PamGeo Sun 14-Apr-19 14:18:20

It's defiantly a Sunday thing and any other 'holiday looming time' thing . Sorry for any of the gransnet feeling like this, I'm in the same position with my 2 AC and I've just accepted it as it is. The joys of independent capable adults from the little dependant demanding babies they once were I suppose. Happy Sunday ladies, make hay while you can

123coco Sun 14-Apr-19 14:10:54

I wasn’t fortunate to be able to have children. Of course makes me very sad but sometimes I read the posts on here I realise things could be worse ,having a family that ignores you .

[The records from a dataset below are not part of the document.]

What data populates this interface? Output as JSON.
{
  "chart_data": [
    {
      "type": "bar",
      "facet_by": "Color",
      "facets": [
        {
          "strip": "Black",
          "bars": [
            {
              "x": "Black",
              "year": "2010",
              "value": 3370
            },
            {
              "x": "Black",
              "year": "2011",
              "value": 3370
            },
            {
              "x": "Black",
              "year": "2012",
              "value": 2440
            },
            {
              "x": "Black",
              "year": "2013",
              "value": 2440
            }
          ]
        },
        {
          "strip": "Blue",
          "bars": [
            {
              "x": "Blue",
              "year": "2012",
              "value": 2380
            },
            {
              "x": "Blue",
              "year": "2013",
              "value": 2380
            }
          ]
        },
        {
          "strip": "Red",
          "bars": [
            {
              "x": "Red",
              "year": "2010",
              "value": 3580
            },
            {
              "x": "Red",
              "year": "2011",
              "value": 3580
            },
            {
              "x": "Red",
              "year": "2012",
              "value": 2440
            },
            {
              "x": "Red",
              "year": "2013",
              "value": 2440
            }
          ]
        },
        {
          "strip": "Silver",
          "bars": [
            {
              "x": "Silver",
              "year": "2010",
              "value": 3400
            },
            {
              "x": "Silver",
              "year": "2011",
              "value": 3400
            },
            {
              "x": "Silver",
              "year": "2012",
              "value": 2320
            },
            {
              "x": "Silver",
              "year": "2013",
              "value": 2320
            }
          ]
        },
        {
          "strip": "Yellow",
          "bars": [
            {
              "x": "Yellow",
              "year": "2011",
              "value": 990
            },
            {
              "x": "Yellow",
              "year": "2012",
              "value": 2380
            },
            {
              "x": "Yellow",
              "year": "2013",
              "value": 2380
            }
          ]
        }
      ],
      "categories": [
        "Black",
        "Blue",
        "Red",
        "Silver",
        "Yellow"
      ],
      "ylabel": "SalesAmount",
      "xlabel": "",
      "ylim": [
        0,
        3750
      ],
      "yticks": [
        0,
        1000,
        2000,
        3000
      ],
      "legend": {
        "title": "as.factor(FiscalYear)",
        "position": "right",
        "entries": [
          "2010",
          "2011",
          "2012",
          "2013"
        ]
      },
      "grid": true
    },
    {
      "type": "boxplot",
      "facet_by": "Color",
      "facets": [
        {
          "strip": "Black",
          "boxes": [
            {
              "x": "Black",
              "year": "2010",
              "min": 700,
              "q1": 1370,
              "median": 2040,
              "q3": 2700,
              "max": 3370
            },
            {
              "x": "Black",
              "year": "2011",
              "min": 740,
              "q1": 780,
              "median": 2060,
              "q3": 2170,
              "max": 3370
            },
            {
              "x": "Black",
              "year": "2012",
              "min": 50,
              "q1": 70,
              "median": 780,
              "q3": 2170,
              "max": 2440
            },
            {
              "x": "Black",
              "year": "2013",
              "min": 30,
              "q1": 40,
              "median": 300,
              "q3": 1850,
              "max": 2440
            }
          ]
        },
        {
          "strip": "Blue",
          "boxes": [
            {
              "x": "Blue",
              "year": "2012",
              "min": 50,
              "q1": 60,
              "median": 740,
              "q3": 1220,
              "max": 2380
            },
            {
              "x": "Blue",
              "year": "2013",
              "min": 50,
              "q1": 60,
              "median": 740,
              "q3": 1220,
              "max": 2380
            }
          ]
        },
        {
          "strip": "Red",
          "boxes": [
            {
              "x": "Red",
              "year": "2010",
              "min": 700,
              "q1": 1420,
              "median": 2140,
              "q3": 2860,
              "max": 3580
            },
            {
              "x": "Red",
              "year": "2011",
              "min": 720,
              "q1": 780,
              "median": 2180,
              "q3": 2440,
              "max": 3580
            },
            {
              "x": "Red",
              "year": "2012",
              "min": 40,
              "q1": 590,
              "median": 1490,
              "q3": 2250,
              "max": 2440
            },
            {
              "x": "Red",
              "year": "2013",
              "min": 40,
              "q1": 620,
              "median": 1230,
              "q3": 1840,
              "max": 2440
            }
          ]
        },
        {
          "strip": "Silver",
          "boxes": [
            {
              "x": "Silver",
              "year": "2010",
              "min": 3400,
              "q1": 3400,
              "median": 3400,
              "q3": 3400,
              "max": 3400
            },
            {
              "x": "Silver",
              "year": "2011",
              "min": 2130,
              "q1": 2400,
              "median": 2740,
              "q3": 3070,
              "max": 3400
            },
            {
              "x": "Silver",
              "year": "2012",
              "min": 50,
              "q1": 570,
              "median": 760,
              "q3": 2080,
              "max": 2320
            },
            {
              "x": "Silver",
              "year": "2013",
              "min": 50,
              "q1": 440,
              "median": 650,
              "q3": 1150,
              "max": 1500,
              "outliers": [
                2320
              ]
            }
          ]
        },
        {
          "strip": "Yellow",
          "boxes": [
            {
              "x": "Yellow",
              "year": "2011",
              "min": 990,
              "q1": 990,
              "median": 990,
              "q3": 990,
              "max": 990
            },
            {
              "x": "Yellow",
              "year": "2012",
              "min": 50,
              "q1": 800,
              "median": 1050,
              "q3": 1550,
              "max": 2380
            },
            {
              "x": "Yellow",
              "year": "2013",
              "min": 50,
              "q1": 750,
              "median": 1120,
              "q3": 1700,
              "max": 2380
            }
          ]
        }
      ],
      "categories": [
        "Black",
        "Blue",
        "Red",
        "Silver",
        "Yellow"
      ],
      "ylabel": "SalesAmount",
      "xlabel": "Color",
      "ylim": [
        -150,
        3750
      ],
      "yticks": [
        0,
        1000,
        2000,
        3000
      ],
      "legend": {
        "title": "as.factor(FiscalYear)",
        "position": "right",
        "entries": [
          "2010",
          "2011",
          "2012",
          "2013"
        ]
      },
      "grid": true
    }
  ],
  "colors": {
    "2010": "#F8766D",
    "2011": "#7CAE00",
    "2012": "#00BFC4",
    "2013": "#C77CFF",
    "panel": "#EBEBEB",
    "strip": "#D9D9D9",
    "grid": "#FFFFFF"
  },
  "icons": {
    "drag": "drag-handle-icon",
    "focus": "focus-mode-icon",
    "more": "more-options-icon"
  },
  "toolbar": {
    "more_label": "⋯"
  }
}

Smurf44 Sun 14-Apr-19 13:57:20

Cosmos - I know exactly what you mean. I spent 21 years looking after my two before the second one left home and I felt lost. A couple of years later my daughter came home pregnant. To cut a long story short, I took on the full time care of my baby GD and my daughter soon moved out but stayed local so we could all see each other regularly for the next 12 years. Three years ago my DD moved 700 miles away (to Shetland). Now, after living with me full time for 15 years, my DGD has decided to abandon her GCSE courses, friends etc and has moved to live with her mum, so seeing either of them is going to be a rare treat. I admit the teenage years have not been easy, but I just feel totally lost without my DGD, who I obviously love dearly and I was gutted when she recently announced that she doesn’t like living with me anyway!
Now my son and family including my 5 year old DGS are in the throes of moving from a mere 60 miles away to the Netherlands, so suddenly none of my family will be within easy reach. I have no brothers or sisters so no extended family and I am beginning to feel very unwanted!
I have a long term friend who isn’t the least bit sympathetic (think he was a tiny bit jealous of DGD) towards me and can best be described as a grumpy old man. Life isn’t going to be much fun without my family, though I suppose we only see my DS and family a few times each year, but I had planned to spend more time with them now my GD has left, but that isn’t going to be possible now. I don’t travel well and don’t even have a passport atm.
I’m having yet another birthday this week and feel the future is a bit bleak to say the least. At least I’m spending my birthday and Easter weekend with my DGS, so that is something to be looked forward to.

Jane10 Sun 14-Apr-19 13:54:58

ReadyMeals what a shame about your son! It must feel like you had to pay for his time and attention.

Nonnatimesfour Sun 14-Apr-19 13:54:38

Cosmos, I know exactly where you're coming from, I think it is more common than we know.